Capital is tight for many companies these days. Even so, business owners must still invest in their businesses in order to grow – or simply survive. Especially, invest in a way that has the potential to positively impact your return on investment (ROI).
As a business owner, you are regularly presented with opportunities. Your task is to determine which one or ones will result in the best return on investment (ROI).
You may be considering putting your capital toward a major marketing technology. Or, perhaps a new technology that promises to increase revenue or productivity and, therefore, improve your bottom-line. And because you are (no doubt) pretty darn smart in shepherding your business toward success, every opportunity that you put on your own table will likely look like a possible step in the right direction.
So, how do you decide where to put your valuable and scarce capital?
The answer is obvious: Simply be very judicious about where you invest funds that will benefit the future of your company.
Of course, as any savvy business owners know, these types of decisions are simply not that simple. Especially, when every dollar counts.
Do you go with your very experienced gut? Do you choose based on what your competition is doing? Do you consult with your management team?
In reality, small and mid-size business owners make capital decisions in all those ways – and often to great success. But what we want to suggest is that by employing a more scientific, strategic and tested model, your decision making will become easier and you’ll also have a far better chance of producing your desired result.
Applying BIG Thinking
Many large companies use formulas for deciding among a number of alternative opportunities – and we want you to do the same. In short, we want you to think big.
If you are already doing this, Bravo! Hopefully, the information below can help you do it better. If you’re not doing this currently, you’re not alone – and welcome to a whole new way to get a good night’s sleep in the midst of critical strategic decision making.
Following are two formulas any small- to mid-size business can use to make smarter capital investment decisions:
FORMULA #1: ROI Analysis
A relatively simple formula for determining where to invest capital involves analyzing ROI. ROI analysis measures the present value of the expected net benefits over the present value of expected costs.
ROI analysis should always be performed prior to making a “go, no-go” decision on any large-scale project or acquisition. Here are some advantages of using an ROI methodology for these types of decisions:
- ROI analysis helps you determine which of a number of alternative investment opportunities should garner the best results.
- ROI analysis brings a discipline to both internal decision makers, as well as to external vendors.
- ROI analysis brings objectivity to the decision-making process.
- ROI analysis engenders an understanding of the financial expectations for each potential project, and developing these expectations is an inherent part of developing the overall business case for each project.

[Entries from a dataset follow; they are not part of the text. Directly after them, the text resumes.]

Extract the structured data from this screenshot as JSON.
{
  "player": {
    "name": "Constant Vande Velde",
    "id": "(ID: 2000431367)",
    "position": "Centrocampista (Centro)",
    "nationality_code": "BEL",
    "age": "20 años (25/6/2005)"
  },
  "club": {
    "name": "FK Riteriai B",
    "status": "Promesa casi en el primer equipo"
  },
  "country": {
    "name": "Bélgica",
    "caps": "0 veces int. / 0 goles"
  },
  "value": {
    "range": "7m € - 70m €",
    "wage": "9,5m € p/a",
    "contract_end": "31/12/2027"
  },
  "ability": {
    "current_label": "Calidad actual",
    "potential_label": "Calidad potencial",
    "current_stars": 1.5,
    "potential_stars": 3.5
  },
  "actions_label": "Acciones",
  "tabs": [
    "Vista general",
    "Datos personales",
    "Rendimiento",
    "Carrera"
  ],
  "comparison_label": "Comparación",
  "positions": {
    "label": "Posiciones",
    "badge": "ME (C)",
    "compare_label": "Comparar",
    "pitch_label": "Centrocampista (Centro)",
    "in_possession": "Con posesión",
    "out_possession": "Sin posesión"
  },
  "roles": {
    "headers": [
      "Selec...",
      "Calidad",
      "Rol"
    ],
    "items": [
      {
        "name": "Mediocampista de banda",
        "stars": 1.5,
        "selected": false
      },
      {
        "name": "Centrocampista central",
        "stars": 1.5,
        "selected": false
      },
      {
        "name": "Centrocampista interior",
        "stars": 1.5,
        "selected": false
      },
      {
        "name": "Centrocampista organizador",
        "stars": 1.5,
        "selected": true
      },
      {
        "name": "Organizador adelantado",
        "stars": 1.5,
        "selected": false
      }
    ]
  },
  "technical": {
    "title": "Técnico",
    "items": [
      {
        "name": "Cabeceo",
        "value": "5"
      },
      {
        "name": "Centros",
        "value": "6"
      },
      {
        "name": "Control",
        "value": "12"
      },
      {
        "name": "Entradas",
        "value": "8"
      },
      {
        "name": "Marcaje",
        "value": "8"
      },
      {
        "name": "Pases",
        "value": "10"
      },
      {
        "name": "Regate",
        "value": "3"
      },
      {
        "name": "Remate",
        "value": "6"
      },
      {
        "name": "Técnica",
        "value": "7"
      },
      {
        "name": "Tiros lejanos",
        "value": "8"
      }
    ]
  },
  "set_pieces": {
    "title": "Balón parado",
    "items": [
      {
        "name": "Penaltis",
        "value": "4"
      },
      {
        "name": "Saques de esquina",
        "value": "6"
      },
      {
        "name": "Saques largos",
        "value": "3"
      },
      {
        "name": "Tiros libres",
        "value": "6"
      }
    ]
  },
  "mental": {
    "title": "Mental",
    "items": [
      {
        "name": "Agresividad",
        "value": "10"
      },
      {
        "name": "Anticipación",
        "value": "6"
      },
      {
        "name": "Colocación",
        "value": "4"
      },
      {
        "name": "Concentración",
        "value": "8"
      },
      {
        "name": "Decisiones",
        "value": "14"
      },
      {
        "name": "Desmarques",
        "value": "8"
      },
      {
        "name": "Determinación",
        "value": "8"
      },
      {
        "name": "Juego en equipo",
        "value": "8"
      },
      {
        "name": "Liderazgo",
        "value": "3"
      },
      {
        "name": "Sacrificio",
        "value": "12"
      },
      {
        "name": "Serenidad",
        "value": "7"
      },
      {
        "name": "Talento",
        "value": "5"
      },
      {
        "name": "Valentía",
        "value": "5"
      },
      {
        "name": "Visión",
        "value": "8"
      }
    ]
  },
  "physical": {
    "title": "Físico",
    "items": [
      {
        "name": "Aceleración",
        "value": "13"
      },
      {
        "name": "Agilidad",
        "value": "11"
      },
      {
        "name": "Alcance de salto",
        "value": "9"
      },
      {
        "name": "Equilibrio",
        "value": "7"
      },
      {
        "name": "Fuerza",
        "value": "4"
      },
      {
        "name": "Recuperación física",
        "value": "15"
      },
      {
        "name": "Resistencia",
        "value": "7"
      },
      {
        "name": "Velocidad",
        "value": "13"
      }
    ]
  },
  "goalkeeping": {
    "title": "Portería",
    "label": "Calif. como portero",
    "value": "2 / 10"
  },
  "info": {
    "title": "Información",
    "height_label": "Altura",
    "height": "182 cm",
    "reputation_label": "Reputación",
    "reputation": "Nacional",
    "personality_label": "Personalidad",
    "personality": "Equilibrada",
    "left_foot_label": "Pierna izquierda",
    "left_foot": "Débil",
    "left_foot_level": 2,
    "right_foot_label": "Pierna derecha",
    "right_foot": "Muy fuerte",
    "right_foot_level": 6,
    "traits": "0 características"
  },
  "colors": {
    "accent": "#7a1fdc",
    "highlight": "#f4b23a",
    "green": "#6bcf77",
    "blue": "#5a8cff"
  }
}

- ROI analysis facilitates investment prioritization among a number of alternatives.
- ROI analysis enforces accountability for the management sponsoring the capital investment initiative(s).
We said that ROI analysis is relatively simple. We frame it that way because it is, indeed, a simple concept. But the assumptions that need to be included in the analysis are both objective and subjective – and this fact adds a great deal of complexity to the process.